Isodose Planning codes: CPT codes 77305-77315 were deleted and replaced by codes 77306 and 77307
CPT code 77300 should not be reported with these codes.
Image Guided Radiation Therapy (IGRT): CPT codes 76950, 77421 and 0197T were deleted and
replaced with G6001, G6002 and G6017 for MPFS and CPT 77387 for OPPS, the details of the bundling
of the TC or PC can be found in the CPT manual.
Submitting Documentation:
Part A
Do not attach information to the original claim. Below is the list from the Part A website of what
documentation is requested when reviewing radiation therapy:
A detailed itemization and supporting documentation for all services billed
Documentation of history of illness being treated
Documentation of physician involvement
Physician order(s) for treatment including current dosage
Documentation to support all services billed were provided
o Dosimetry reports
o Physicist reports
o Simulation reports
o Oncology reports
Documentation of each treatment billed
Copy of radiological report or physician's interpretation
Documentation of any contrast material provided
Part B.
Do not attach information to the original claim.

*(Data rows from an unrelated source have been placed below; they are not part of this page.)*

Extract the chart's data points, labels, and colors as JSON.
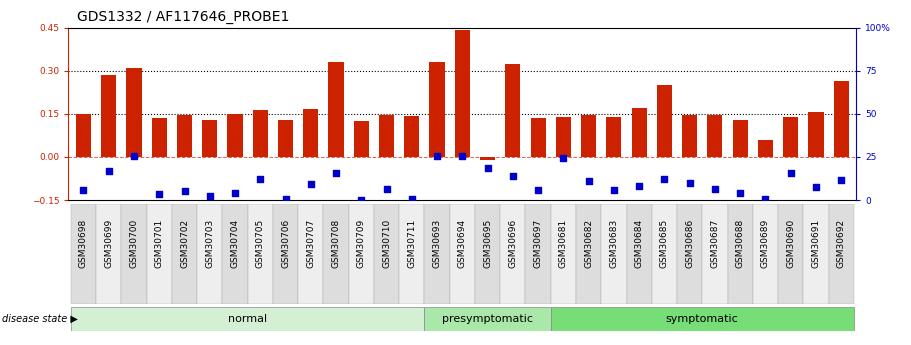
{
  "title": "GDS1332 / AF117646_PROBE1",
  "samples": [
    "GSM30698",
    "GSM30699",
    "GSM30700",
    "GSM30701",
    "GSM30702",
    "GSM30703",
    "GSM30704",
    "GSM30705",
    "GSM30706",
    "GSM30707",
    "GSM30708",
    "GSM30709",
    "GSM30710",
    "GSM30711",
    "GSM30693",
    "GSM30694",
    "GSM30695",
    "GSM30696",
    "GSM30697",
    "GSM30681",
    "GSM30682",
    "GSM30683",
    "GSM30684",
    "GSM30685",
    "GSM30686",
    "GSM30687",
    "GSM30688",
    "GSM30689",
    "GSM30690",
    "GSM30691",
    "GSM30692"
  ],
  "red_values": [
    0.148,
    0.285,
    0.31,
    0.137,
    0.145,
    0.128,
    0.15,
    0.165,
    0.128,
    0.168,
    0.33,
    0.125,
    0.145,
    0.143,
    0.33,
    0.44,
    -0.01,
    0.325,
    0.135,
    0.14,
    0.145,
    0.14,
    0.17,
    0.25,
    0.145,
    0.145,
    0.13,
    0.06,
    0.14,
    0.155,
    0.265
  ],
  "blue_values": [
    -0.115,
    -0.05,
    0.005,
    -0.13,
    -0.12,
    -0.135,
    -0.125,
    -0.075,
    -0.145,
    -0.095,
    -0.055,
    -0.15,
    -0.11,
    -0.145,
    0.005,
    0.002,
    -0.04,
    -0.065,
    -0.115,
    -0.005,
    -0.085,
    -0.115,
    -0.1,
    -0.075,
    -0.09,
    -0.11,
    -0.125,
    -0.145,
    -0.055,
    -0.105,
    -0.08
  ],
  "group_labels": [
    "normal",
    "presymptomatic",
    "symptomatic"
  ],
  "group_starts": [
    0,
    14,
    19
  ],
  "group_counts": [
    14,
    5,
    12
  ],
  "group_colors": [
    "#d4f0d4",
    "#aae8aa",
    "#77dd77"
  ],
  "bar_color": "#cc2200",
  "dot_color": "#0000cc",
  "ylim_left": [
    -0.15,
    0.45
  ],
  "ylim_right": [
    0,
    100
  ],
  "yticks_left": [
    -0.15,
    0.0,
    0.15,
    0.3,
    0.45
  ],
  "yticks_right": [
    0,
    25,
    50,
    75,
    100
  ],
  "hlines_dotted": [
    0.15,
    0.3
  ],
  "hline_dash": 0.0,
  "title_fontsize": 10,
  "tick_fontsize": 6.5,
  "group_fontsize": 8,
  "legend_fontsize": 8
}
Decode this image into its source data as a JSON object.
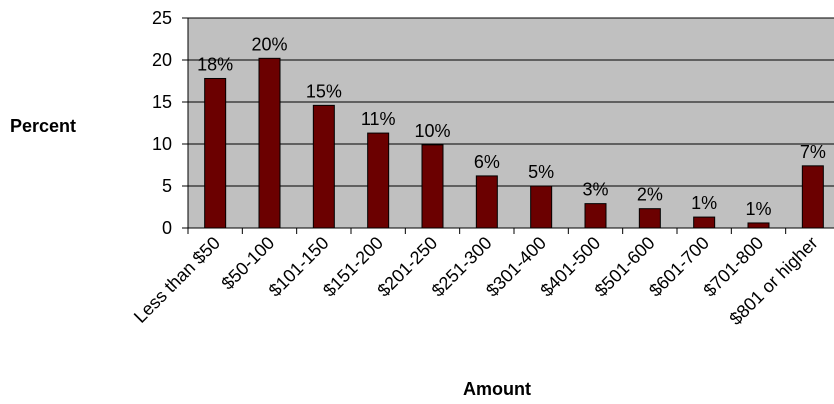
{
  "chart_data": {
    "type": "bar",
    "title": "",
    "xlabel": "Amount",
    "ylabel": "Percent",
    "ylim": [
      0,
      25
    ],
    "yticks": [
      "0",
      "5",
      "10",
      "15",
      "20",
      "25"
    ],
    "grid": true,
    "legend": "none",
    "categories": [
      "Less than $50",
      "$50-100",
      "$101-150",
      "$151-200",
      "$201-250",
      "$251-300",
      "$301-400",
      "$401-500",
      "$501-600",
      "$601-700",
      "$701-800",
      "$801 or higher"
    ],
    "values": [
      17.8,
      20.2,
      14.6,
      11.3,
      9.9,
      6.2,
      5.0,
      2.9,
      2.3,
      1.3,
      0.6,
      7.4
    ],
    "data_labels": [
      "18%",
      "20%",
      "15%",
      "11%",
      "10%",
      "6%",
      "5%",
      "3%",
      "2%",
      "1%",
      "1%",
      "7%"
    ],
    "colors": {
      "bar_fill": "#6b0000",
      "bar_stroke": "#000000",
      "plot_background": "#c0c0c0",
      "gridline": "#000000"
    }
  }
}
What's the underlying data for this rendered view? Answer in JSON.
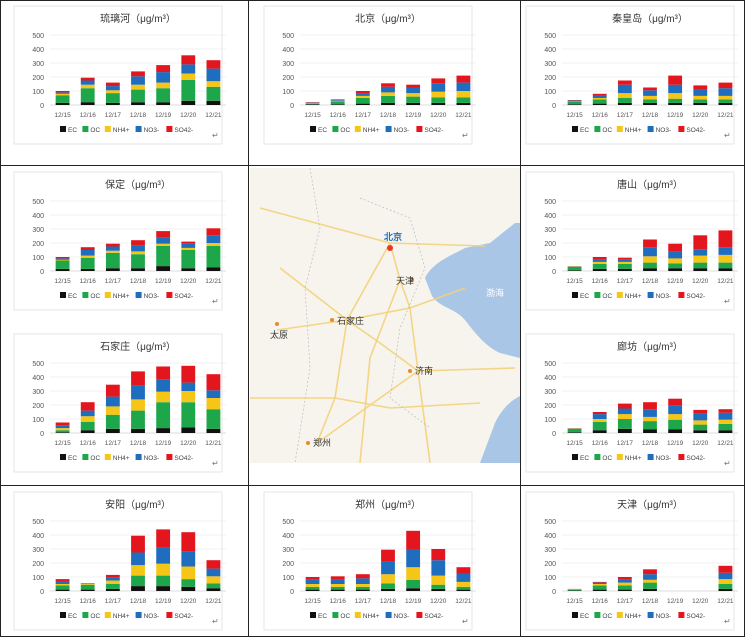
{
  "legend": [
    "EC",
    "OC",
    "NH4+",
    "NO3-",
    "SO42-"
  ],
  "series_colors": [
    "#111111",
    "#1ea64b",
    "#f5c518",
    "#1f6dbf",
    "#e3161e"
  ],
  "return_mark": "↵",
  "map": {
    "labels": {
      "beijing": "北京",
      "tianjin": "天津",
      "shijiazhuang": "石家庄",
      "taiyuan": "太原",
      "jinan": "济南",
      "zhengzhou": "郑州",
      "bohai": "渤海"
    }
  },
  "chart_data": [
    {
      "id": "liulihe",
      "type": "bar",
      "stacked": true,
      "title": "琉璃河（μg/m³）",
      "categories": [
        "12/15",
        "12/16",
        "12/17",
        "12/18",
        "12/19",
        "12/20",
        "12/21"
      ],
      "yticks": [
        "0",
        "100",
        "200",
        "300",
        "400",
        "500"
      ],
      "ylim": [
        0,
        500
      ],
      "series": [
        {
          "name": "EC",
          "values": [
            15,
            20,
            15,
            20,
            20,
            30,
            30
          ]
        },
        {
          "name": "OC",
          "values": [
            55,
            100,
            70,
            90,
            100,
            150,
            100
          ]
        },
        {
          "name": "NH4+",
          "values": [
            10,
            25,
            20,
            35,
            40,
            45,
            40
          ]
        },
        {
          "name": "NO3-",
          "values": [
            10,
            30,
            30,
            60,
            75,
            65,
            90
          ]
        },
        {
          "name": "SO42-",
          "values": [
            10,
            20,
            25,
            35,
            50,
            65,
            60
          ]
        }
      ]
    },
    {
      "id": "beijing",
      "type": "bar",
      "stacked": true,
      "title": "北京（μg/m³）",
      "categories": [
        "12/15",
        "12/16",
        "12/17",
        "12/18",
        "12/19",
        "12/20",
        "12/21"
      ],
      "yticks": [
        "0",
        "100",
        "200",
        "300",
        "400",
        "500"
      ],
      "ylim": [
        0,
        500
      ],
      "series": [
        {
          "name": "EC",
          "values": [
            5,
            5,
            10,
            15,
            15,
            15,
            15
          ]
        },
        {
          "name": "OC",
          "values": [
            5,
            20,
            40,
            50,
            45,
            40,
            40
          ]
        },
        {
          "name": "NH4+",
          "values": [
            3,
            5,
            15,
            25,
            25,
            40,
            45
          ]
        },
        {
          "name": "NO3-",
          "values": [
            4,
            5,
            15,
            40,
            40,
            60,
            60
          ]
        },
        {
          "name": "SO42-",
          "values": [
            3,
            5,
            20,
            25,
            20,
            35,
            50
          ]
        }
      ]
    },
    {
      "id": "qinhuangdao",
      "type": "bar",
      "stacked": true,
      "title": "秦皇岛（μg/m³）",
      "categories": [
        "12/15",
        "12/16",
        "12/17",
        "12/18",
        "12/19",
        "12/20",
        "12/21"
      ],
      "yticks": [
        "0",
        "100",
        "200",
        "300",
        "400",
        "500"
      ],
      "ylim": [
        0,
        500
      ],
      "series": [
        {
          "name": "EC",
          "values": [
            5,
            10,
            15,
            15,
            15,
            15,
            15
          ]
        },
        {
          "name": "OC",
          "values": [
            20,
            30,
            35,
            25,
            30,
            25,
            25
          ]
        },
        {
          "name": "NH4+",
          "values": [
            3,
            10,
            35,
            25,
            40,
            25,
            25
          ]
        },
        {
          "name": "NO3-",
          "values": [
            4,
            15,
            60,
            40,
            60,
            45,
            55
          ]
        },
        {
          "name": "SO42-",
          "values": [
            3,
            15,
            30,
            20,
            65,
            30,
            40
          ]
        }
      ]
    },
    {
      "id": "baoding",
      "type": "bar",
      "stacked": true,
      "title": "保定（μg/m³）",
      "categories": [
        "12/15",
        "12/16",
        "12/17",
        "12/18",
        "12/19",
        "12/20",
        "12/21"
      ],
      "yticks": [
        "0",
        "100",
        "200",
        "300",
        "400",
        "500"
      ],
      "ylim": [
        0,
        500
      ],
      "series": [
        {
          "name": "EC",
          "values": [
            15,
            15,
            20,
            20,
            35,
            20,
            25
          ]
        },
        {
          "name": "OC",
          "values": [
            60,
            80,
            110,
            100,
            145,
            130,
            155
          ]
        },
        {
          "name": "NH4+",
          "values": [
            5,
            15,
            15,
            20,
            15,
            15,
            20
          ]
        },
        {
          "name": "NO3-",
          "values": [
            10,
            40,
            30,
            45,
            45,
            30,
            55
          ]
        },
        {
          "name": "SO42-",
          "values": [
            10,
            20,
            20,
            35,
            45,
            15,
            50
          ]
        }
      ]
    },
    {
      "id": "shijiazhuang",
      "type": "bar",
      "stacked": true,
      "title": "石家庄（μg/m³）",
      "categories": [
        "12/15",
        "12/16",
        "12/17",
        "12/18",
        "12/19",
        "12/20",
        "12/21"
      ],
      "yticks": [
        "0",
        "100",
        "200",
        "300",
        "400",
        "500"
      ],
      "ylim": [
        0,
        500
      ],
      "series": [
        {
          "name": "EC",
          "values": [
            5,
            20,
            30,
            30,
            35,
            40,
            30
          ]
        },
        {
          "name": "OC",
          "values": [
            15,
            60,
            100,
            130,
            185,
            180,
            140
          ]
        },
        {
          "name": "NH4+",
          "values": [
            15,
            40,
            60,
            80,
            75,
            80,
            80
          ]
        },
        {
          "name": "NO3-",
          "values": [
            20,
            40,
            70,
            100,
            90,
            60,
            55
          ]
        },
        {
          "name": "SO42-",
          "values": [
            20,
            60,
            85,
            100,
            90,
            120,
            115
          ]
        }
      ]
    },
    {
      "id": "tangshan",
      "type": "bar",
      "stacked": true,
      "title": "唐山（μg/m³）",
      "categories": [
        "12/15",
        "12/16",
        "12/17",
        "12/18",
        "12/19",
        "12/20",
        "12/21"
      ],
      "yticks": [
        "0",
        "100",
        "200",
        "300",
        "400",
        "500"
      ],
      "ylim": [
        0,
        500
      ],
      "series": [
        {
          "name": "EC",
          "values": [
            5,
            15,
            15,
            20,
            20,
            20,
            20
          ]
        },
        {
          "name": "OC",
          "values": [
            25,
            35,
            35,
            40,
            35,
            40,
            40
          ]
        },
        {
          "name": "NH4+",
          "values": [
            2,
            15,
            15,
            45,
            35,
            50,
            55
          ]
        },
        {
          "name": "NO3-",
          "values": [
            2,
            15,
            15,
            65,
            50,
            45,
            55
          ]
        },
        {
          "name": "SO42-",
          "values": [
            1,
            20,
            15,
            55,
            55,
            100,
            120
          ]
        }
      ]
    },
    {
      "id": "langfang",
      "type": "bar",
      "stacked": true,
      "title": "廊坊（μg/m³）",
      "categories": [
        "12/15",
        "12/16",
        "12/17",
        "12/18",
        "12/19",
        "12/20",
        "12/21"
      ],
      "yticks": [
        "0",
        "100",
        "200",
        "300",
        "400",
        "500"
      ],
      "ylim": [
        0,
        500
      ],
      "series": [
        {
          "name": "EC",
          "values": [
            5,
            20,
            30,
            25,
            25,
            20,
            20
          ]
        },
        {
          "name": "OC",
          "values": [
            25,
            60,
            70,
            60,
            70,
            40,
            45
          ]
        },
        {
          "name": "NH4+",
          "values": [
            2,
            20,
            35,
            30,
            40,
            30,
            30
          ]
        },
        {
          "name": "NO3-",
          "values": [
            2,
            35,
            40,
            55,
            60,
            50,
            50
          ]
        },
        {
          "name": "SO42-",
          "values": [
            1,
            15,
            35,
            50,
            50,
            25,
            25
          ]
        }
      ]
    },
    {
      "id": "anyang",
      "type": "bar",
      "stacked": true,
      "title": "安阳（μg/m³）",
      "categories": [
        "12/15",
        "12/16",
        "12/17",
        "12/18",
        "12/19",
        "12/20",
        "12/21"
      ],
      "yticks": [
        "0",
        "100",
        "200",
        "300",
        "400",
        "500"
      ],
      "ylim": [
        0,
        500
      ],
      "series": [
        {
          "name": "EC",
          "values": [
            10,
            10,
            15,
            35,
            35,
            30,
            20
          ]
        },
        {
          "name": "OC",
          "values": [
            30,
            35,
            35,
            75,
            75,
            55,
            35
          ]
        },
        {
          "name": "NH4+",
          "values": [
            10,
            5,
            25,
            75,
            85,
            90,
            50
          ]
        },
        {
          "name": "NO3-",
          "values": [
            15,
            3,
            20,
            90,
            115,
            110,
            55
          ]
        },
        {
          "name": "SO42-",
          "values": [
            20,
            2,
            20,
            120,
            130,
            135,
            60
          ]
        }
      ]
    },
    {
      "id": "zhengzhou",
      "type": "bar",
      "stacked": true,
      "title": "郑州（μg/m³）",
      "categories": [
        "12/15",
        "12/16",
        "12/17",
        "12/18",
        "12/19",
        "12/20",
        "12/21"
      ],
      "yticks": [
        "0",
        "100",
        "200",
        "300",
        "400",
        "500"
      ],
      "ylim": [
        0,
        500
      ],
      "series": [
        {
          "name": "EC",
          "values": [
            10,
            10,
            10,
            15,
            20,
            15,
            10
          ]
        },
        {
          "name": "OC",
          "values": [
            20,
            20,
            20,
            40,
            60,
            30,
            20
          ]
        },
        {
          "name": "NH4+",
          "values": [
            20,
            20,
            20,
            65,
            90,
            65,
            35
          ]
        },
        {
          "name": "NO3-",
          "values": [
            30,
            30,
            40,
            90,
            130,
            110,
            60
          ]
        },
        {
          "name": "SO42-",
          "values": [
            20,
            25,
            30,
            85,
            130,
            80,
            45
          ]
        }
      ]
    },
    {
      "id": "tianjin",
      "type": "bar",
      "stacked": true,
      "title": "天津（μg/m³）",
      "categories": [
        "12/15",
        "12/16",
        "12/17",
        "12/18",
        "12/19",
        "12/20",
        "12/21"
      ],
      "yticks": [
        "0",
        "100",
        "200",
        "300",
        "400",
        "500"
      ],
      "ylim": [
        0,
        500
      ],
      "series": [
        {
          "name": "EC",
          "values": [
            3,
            10,
            10,
            15,
            null,
            null,
            15
          ]
        },
        {
          "name": "OC",
          "values": [
            5,
            30,
            30,
            45,
            null,
            null,
            35
          ]
        },
        {
          "name": "NH4+",
          "values": [
            3,
            10,
            20,
            20,
            null,
            null,
            35
          ]
        },
        {
          "name": "NO3-",
          "values": [
            2,
            10,
            20,
            40,
            null,
            null,
            45
          ]
        },
        {
          "name": "SO42-",
          "values": [
            2,
            5,
            20,
            35,
            null,
            null,
            50
          ]
        }
      ]
    }
  ]
}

Additional information can be placed in Item 19 on the 1500 form or its electronic equivalent when
needed.
Revision Effective Date
Revision History
11/01/2015 Annual Review completed 10/08/2015. Billing and Coding information moved from LCD
into Billing and Coding Guidelines. Updated resources and CPT coding definitions.
02/01/2015 CPT/HCPCS code update effective 01/01/2015: added codes 77385 and 77386. This was
missed in the revision history below dated 01/01/2015.
01/01/2015 CPT/HCPCS code update effective 01/01/ 2015: removed codes 77305, 77310, 77315,
77326, 77327, 77328, 77402-77416, 77418, 77421, 76950, 0197T, 0073T and associated instructions,
Added codes 77306, 77307, G6001-G6017.
11/01/2014 Annual review completed 10/09/14.